Destaco personalmente el aspecto relativo a reforzar su capacidad de liderazgo ya que, si un centro no tiene suficientes capacidades profesionales, no es una corporación que se desarrolla y aprende dentro de una cultura para la mejora, la autonomía provoca los efectos contrarios a los deseados. Es decir, la autonomía puede derivar en un argumento para mantener el statu quo reinante.

4.-Valorar y atraer a los mejores profesores a los centros educativos más difíciles.

La inmensa mayoría de los profesores en España (95%) están satisfechos con su trabajo, pero sólo el 8% cree que la labor docente es valorada por la sociedad (los promedios TALIS son 91% y 31%).

En España, los profesores con más de cinco años de experiencia tienen un 20% menos de probabilidades de trabajar en centros con más del 30% de alumnos provenientes de hogares socio-económicamente desfavorecidos.

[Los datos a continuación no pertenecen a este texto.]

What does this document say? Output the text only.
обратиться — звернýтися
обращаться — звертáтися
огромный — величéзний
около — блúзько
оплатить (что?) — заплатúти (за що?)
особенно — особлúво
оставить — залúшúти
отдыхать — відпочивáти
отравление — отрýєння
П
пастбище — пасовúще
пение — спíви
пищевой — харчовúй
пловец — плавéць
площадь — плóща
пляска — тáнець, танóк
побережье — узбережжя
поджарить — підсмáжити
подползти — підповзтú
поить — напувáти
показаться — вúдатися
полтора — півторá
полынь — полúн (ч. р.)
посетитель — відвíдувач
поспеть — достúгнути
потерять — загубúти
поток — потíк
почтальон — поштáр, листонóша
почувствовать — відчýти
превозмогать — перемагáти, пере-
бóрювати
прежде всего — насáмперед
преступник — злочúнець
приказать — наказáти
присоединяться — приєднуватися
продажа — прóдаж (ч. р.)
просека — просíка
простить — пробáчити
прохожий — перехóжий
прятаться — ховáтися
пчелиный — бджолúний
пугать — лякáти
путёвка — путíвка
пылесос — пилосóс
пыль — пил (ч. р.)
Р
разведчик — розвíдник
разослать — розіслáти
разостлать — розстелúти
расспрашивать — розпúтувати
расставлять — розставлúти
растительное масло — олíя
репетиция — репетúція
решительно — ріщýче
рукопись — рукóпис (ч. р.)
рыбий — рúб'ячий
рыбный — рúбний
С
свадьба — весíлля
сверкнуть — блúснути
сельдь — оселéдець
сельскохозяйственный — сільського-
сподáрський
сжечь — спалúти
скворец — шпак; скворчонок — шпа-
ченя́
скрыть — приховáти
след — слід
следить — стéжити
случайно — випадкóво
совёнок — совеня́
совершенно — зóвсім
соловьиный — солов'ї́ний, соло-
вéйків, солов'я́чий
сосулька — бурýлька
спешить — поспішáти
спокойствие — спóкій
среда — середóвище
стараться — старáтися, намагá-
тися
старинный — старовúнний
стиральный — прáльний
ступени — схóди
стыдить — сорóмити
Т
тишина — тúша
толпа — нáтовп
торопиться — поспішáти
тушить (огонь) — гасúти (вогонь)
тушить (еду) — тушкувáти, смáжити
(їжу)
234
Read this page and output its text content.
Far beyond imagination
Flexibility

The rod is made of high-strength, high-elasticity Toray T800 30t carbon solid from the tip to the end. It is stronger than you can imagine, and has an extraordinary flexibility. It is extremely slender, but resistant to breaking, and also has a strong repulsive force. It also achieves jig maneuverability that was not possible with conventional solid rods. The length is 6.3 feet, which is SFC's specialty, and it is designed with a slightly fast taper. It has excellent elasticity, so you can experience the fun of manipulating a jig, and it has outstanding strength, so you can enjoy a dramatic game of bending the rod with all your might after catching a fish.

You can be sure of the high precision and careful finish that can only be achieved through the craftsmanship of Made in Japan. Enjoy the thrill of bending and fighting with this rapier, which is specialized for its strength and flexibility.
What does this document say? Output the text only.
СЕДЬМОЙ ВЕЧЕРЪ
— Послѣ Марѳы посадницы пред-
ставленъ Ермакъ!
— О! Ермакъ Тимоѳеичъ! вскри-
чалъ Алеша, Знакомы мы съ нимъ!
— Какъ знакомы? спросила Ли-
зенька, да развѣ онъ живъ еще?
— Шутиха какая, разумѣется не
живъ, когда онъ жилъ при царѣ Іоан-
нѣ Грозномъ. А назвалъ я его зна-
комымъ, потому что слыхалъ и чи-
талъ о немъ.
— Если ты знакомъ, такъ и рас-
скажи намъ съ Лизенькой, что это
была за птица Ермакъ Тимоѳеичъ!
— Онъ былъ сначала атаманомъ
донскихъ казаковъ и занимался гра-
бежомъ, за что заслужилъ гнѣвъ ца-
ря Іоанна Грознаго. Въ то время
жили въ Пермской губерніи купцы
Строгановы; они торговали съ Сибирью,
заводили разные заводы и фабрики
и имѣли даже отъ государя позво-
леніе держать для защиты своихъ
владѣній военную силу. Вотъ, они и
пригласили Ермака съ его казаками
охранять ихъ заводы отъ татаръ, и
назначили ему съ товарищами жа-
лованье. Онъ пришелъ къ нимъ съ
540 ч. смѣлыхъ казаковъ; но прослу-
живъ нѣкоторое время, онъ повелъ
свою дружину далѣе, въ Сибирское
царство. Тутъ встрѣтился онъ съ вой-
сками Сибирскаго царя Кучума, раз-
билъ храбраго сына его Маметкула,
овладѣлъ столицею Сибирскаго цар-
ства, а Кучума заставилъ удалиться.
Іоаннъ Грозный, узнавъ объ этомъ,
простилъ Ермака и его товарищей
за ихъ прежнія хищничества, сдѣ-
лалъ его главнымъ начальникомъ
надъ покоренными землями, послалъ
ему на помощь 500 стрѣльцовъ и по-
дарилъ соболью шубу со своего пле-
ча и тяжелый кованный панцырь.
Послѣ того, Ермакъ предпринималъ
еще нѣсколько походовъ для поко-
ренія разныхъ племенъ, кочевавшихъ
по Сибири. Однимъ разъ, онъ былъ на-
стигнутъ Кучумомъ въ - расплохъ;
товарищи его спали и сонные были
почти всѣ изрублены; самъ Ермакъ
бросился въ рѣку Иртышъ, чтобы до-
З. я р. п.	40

Además, comparando los datos de España con los de algunos países de la OCDE, destacamos algunas contradicciones singulares. Por ejemplo, la satisfacción del profesorado español con su desempeño es muy alta como hemos visto. Sólo un 5% de los profesores dice no estar contentos. Los más críticos son docentes de algunos países excelentes en PISA, como Singapur, Corea o Japón, lo que resulta desorientador pues podemos advertir algo de indolencia, pereza o desidia satisfecha con nosotros mismos.

Junto a esto, Finlandia, donde más del 70% del profesorado declara haber recibido formación técnica en contenidos, pedagogía y prácticas docentes, resulta que más del 30% de los profesores manifiesta no sentirse bien preparado para transferir esos aprendizajes a las aulas; mientras que en España, donde más del 50% de los docentes nunca ha recibido una formación parecida, algo más del 90% expresan sentirse bien preparados en esos aspectos. Parece que la autoexigencia con la que nos observamos es demasiado laxa.

Si los recursos públicos no mejoraran la cohesión social y la empleabilidad de los ciudadanos, cabría poner en duda su sentido y eficacia. Nos falta una cultura de la autoevaluación y la colaboración.

Nos falta rigor y fundamento para el análisis y nos sobra especulación ideológica encerrada en las cuatro paredes de “mi” aula. ¿Estamos dispuestos a cambiar? ¿Aceptaremos dicha necesidad?

Como vengo repitiendo constantemente, si sabemos lo que tenemos que hacer ¿por qué no lo hacemos? ¿No será que no anteponemos los intereses superiores de los alumnos ante cualquier otra aspiración legítima, pero de corte corporativo e individual?